Question Erratic external hard drive behavior

Apr 1, 2020
4
0
10
So, at the beginning of February, our 20TB G-RAID Thunderbolt 2 external hard drive failed. We use this hard drive to store backups for 9 different machines (it's connected via thunderbolt cable to one of them, and the rest are backed up over the network via shared folder). We had not configured it to use RAID 1, and we didn't need to recover any of the lost backups that were stored, so we chose to take advantage of our warranty and swap it out.

They sent us a new one, and we chose to configure it with RAID 1. I did this after formatting to NTFS, etc. etc. for Windows use. All seemed well at this point. Our backups run over the weekends, alternating between two groups of 4-5 computers. I try to stagger them a little more, by starting 2 on Friday nights, and the other 2-3 on Saturday mornings. The first weekend that this new external hard drive was in use, the power went out. Both the hard drive and the computer were plugged into the UPS, so they didn't lose power, but the backup jobs did fail with errors no more detailed than "An error has occurred and the backup did not complete." All of the computers being backed up were also plugged into UPS. It's worth noting as well that Jenkins never lost connection with any of these machines during that time, and there were no other indications of network loss.

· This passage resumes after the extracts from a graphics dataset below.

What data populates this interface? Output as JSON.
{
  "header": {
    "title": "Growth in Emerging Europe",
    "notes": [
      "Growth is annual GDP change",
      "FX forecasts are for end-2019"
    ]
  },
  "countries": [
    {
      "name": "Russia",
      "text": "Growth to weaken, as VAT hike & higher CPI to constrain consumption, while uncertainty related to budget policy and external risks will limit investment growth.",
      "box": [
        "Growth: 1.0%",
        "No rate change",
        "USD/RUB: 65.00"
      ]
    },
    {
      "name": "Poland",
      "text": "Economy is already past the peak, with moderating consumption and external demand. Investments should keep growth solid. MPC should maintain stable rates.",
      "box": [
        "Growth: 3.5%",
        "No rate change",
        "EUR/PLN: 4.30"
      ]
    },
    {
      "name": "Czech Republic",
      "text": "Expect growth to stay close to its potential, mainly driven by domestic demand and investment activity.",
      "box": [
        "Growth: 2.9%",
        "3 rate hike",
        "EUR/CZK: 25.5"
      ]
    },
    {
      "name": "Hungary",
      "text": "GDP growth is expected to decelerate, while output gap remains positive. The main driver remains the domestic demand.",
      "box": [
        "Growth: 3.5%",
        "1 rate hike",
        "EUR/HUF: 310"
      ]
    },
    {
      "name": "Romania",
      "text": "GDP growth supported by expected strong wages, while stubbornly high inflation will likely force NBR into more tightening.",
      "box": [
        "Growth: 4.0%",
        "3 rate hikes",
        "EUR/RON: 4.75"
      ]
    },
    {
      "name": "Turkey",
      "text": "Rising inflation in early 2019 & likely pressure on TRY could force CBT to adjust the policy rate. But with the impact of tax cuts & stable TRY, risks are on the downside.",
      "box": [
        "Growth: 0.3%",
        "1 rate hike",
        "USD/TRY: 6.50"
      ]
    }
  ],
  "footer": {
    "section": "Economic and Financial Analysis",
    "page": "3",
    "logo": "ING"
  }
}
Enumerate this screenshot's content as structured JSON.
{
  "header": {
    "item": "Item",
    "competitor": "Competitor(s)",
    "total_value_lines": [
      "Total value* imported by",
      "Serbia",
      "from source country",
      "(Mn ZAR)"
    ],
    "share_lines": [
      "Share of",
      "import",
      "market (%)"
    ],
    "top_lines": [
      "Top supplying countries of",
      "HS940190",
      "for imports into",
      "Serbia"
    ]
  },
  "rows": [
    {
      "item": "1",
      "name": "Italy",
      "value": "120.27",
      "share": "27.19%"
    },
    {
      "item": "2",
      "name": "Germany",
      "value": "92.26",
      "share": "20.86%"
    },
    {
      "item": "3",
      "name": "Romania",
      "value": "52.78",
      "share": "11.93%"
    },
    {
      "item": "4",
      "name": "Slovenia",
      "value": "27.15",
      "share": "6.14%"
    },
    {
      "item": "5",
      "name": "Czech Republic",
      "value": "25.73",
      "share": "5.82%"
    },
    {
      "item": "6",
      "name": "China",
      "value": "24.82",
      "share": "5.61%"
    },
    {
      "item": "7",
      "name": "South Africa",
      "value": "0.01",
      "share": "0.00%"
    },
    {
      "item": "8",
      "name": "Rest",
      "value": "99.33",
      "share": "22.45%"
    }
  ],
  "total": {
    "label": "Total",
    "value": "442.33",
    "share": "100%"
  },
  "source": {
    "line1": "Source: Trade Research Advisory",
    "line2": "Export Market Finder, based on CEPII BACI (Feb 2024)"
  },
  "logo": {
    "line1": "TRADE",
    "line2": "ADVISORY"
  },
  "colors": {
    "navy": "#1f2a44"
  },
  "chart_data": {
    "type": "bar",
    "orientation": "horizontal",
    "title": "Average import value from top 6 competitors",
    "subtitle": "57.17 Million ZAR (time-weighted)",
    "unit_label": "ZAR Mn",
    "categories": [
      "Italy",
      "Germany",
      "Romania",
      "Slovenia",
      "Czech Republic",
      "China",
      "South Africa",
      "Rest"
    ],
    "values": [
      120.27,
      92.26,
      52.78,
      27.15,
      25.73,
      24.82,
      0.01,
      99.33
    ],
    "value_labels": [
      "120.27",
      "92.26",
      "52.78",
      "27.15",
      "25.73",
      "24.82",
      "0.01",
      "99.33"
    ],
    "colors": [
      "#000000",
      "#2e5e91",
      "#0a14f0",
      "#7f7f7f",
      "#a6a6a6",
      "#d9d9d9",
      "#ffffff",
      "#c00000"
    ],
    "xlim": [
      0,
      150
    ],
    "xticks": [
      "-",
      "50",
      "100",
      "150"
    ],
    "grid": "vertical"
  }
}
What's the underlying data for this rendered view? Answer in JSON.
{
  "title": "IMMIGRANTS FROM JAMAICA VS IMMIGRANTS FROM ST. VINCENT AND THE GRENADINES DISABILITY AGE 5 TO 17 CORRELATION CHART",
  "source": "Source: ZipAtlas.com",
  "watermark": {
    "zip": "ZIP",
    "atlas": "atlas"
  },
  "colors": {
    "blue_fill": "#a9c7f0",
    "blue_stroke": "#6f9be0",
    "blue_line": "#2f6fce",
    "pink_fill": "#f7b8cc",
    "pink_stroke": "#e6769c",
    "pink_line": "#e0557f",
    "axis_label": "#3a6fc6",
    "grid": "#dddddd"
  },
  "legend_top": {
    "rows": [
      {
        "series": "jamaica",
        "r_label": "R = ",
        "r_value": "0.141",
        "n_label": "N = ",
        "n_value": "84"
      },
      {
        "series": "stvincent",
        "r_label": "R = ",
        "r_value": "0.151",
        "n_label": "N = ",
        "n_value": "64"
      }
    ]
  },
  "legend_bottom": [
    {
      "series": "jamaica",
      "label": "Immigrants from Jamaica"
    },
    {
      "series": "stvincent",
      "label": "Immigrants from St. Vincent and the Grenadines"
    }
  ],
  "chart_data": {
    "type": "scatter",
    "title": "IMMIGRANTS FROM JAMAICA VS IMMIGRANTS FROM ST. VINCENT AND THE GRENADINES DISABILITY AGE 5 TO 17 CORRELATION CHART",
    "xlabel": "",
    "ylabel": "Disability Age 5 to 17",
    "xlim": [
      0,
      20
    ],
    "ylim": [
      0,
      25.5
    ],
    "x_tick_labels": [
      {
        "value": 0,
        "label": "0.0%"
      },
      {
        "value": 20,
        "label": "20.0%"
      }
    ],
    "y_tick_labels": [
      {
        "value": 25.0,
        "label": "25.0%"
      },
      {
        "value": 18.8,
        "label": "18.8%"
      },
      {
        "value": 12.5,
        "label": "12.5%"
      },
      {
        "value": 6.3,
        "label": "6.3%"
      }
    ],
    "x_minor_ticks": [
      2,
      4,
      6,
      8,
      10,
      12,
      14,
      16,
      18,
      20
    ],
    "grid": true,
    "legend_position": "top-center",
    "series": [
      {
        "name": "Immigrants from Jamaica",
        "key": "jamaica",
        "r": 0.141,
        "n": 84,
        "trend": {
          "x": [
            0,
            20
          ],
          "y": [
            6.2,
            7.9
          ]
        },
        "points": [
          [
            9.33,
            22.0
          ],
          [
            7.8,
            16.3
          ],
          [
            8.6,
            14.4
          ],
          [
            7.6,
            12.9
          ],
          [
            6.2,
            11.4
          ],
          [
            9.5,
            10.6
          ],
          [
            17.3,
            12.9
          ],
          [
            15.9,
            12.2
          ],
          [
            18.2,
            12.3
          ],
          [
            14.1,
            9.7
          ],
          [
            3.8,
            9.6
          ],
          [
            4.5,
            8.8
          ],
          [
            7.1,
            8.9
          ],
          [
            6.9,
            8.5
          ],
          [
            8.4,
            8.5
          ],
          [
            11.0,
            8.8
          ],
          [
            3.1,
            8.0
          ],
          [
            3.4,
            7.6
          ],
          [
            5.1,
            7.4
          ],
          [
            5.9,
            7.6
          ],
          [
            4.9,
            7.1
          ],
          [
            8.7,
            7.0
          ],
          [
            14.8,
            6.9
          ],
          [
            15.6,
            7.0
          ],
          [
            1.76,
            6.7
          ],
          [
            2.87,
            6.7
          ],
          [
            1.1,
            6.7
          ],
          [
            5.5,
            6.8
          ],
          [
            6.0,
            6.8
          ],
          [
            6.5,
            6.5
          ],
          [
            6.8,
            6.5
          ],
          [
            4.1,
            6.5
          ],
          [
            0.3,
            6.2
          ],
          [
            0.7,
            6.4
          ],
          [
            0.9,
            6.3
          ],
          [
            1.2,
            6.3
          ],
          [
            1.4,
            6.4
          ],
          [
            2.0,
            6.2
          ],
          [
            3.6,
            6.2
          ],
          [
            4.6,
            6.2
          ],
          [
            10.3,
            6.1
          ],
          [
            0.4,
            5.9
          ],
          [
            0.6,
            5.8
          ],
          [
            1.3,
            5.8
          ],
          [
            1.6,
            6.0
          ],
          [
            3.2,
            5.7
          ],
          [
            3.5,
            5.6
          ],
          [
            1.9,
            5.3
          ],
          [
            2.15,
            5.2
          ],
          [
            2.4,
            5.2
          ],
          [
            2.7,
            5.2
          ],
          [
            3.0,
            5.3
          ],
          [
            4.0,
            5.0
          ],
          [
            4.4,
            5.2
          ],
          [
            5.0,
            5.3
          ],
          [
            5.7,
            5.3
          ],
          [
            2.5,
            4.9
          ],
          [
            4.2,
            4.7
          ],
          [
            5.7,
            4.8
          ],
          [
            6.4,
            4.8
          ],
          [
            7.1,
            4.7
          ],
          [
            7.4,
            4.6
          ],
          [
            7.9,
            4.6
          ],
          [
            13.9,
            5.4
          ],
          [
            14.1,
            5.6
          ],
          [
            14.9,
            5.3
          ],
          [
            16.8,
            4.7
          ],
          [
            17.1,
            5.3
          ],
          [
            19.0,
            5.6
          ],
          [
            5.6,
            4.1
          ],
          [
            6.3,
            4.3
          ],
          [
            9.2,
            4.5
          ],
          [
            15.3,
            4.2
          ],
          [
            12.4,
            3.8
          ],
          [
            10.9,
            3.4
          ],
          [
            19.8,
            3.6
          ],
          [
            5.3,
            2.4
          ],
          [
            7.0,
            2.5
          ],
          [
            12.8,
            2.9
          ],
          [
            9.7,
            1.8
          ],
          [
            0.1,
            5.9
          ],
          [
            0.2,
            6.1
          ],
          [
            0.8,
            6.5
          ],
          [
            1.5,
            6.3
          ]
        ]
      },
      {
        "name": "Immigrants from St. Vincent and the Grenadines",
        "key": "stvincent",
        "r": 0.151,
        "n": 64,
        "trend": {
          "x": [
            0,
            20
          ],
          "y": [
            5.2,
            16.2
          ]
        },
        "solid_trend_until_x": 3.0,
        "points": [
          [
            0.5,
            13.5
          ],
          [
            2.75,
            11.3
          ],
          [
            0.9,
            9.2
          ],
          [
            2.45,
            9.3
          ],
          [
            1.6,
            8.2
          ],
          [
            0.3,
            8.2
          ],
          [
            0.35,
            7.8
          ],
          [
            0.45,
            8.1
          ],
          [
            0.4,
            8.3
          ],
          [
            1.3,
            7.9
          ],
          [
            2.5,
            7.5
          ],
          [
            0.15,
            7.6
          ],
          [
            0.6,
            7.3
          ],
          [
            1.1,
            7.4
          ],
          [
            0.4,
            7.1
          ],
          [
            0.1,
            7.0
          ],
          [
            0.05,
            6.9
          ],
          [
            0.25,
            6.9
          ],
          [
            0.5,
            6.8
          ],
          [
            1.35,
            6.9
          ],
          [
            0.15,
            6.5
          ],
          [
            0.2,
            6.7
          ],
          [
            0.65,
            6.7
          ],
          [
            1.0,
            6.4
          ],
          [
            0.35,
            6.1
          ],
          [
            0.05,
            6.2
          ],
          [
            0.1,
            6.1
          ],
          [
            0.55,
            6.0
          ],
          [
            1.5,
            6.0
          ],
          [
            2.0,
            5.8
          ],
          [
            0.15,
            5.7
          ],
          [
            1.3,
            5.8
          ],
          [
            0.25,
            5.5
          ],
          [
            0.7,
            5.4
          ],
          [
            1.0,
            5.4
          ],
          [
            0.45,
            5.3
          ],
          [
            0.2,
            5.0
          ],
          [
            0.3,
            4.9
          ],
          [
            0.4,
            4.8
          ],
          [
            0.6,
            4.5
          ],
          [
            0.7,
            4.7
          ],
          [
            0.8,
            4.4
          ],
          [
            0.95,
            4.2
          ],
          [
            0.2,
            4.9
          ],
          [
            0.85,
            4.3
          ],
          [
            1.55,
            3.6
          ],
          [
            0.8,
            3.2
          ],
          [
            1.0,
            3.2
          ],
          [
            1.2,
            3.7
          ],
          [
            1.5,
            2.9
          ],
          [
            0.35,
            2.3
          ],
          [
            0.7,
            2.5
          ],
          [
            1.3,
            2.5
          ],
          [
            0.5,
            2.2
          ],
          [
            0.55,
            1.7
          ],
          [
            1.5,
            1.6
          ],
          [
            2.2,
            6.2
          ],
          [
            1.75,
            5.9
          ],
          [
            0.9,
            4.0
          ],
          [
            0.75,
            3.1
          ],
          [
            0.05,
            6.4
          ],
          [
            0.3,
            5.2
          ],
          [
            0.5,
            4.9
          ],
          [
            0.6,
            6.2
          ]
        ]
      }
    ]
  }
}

I ran chkdsk on the drive, and it reported a plethora of bad sectors. I ran it again with the /r and /f flags, but this failed with read errors saying "The disk does not have enough space to replace bad clusters". We decided to wipe and reformat it to NTFS again, to start fresh. chkdsk reported no errors, and our backups ran fine for about 3 weeks.

The power went out again, late on a Thursday night before the backups were triggered to run. The backups failed with the error "The request could not be performed because of an I/O device error". Checking event logs, Windows Logs > System was filled with Event 140 errors from "Ntfs (Microsoft-Windows-Ntfs)" stating "The system failed to flush data to the transaction log. Corruption may occur in VolumeId: G:, \Device\HardDiskVolume7. (The I/O device reported an I/O error)." Chkdsk reported the file system to be RAW, and could not scan the hard drive. HDDScan detected the drive, but not the size and could not run any SMART scans or read/write tests. Interestingly, Disk Management showed the drive as active, healthy, and NTFS, even after rescanning and refreshing.

First thing I always do when troubleshooting is reboot, so I rebooted the computer that the external hard drive was connected to, and surprisingly the disk went back to normal. chkdsk detected the NTFS file system, completed the scan and reported no bad sectors or other errors. HDDScan recognized the drive, ran full read/write tests with no worrisome issues, and that SMART scan was fine except for "UltraDMA CRC Errors" with the Value/Worst of "200". Backups worked fine, yet again.

Two weeks later now... there have been no more instances of power outages of any kind. Backups have been going fine for two weeks, but then failed again over this weekend with the same "I/O device" errors from above. Chkdsk reported a RAW file system, HDDScan couldn't scan the drive, etc. Once again, a reboot has restored functionality to the external hard drive as before, and all disk checks have been clean of errors.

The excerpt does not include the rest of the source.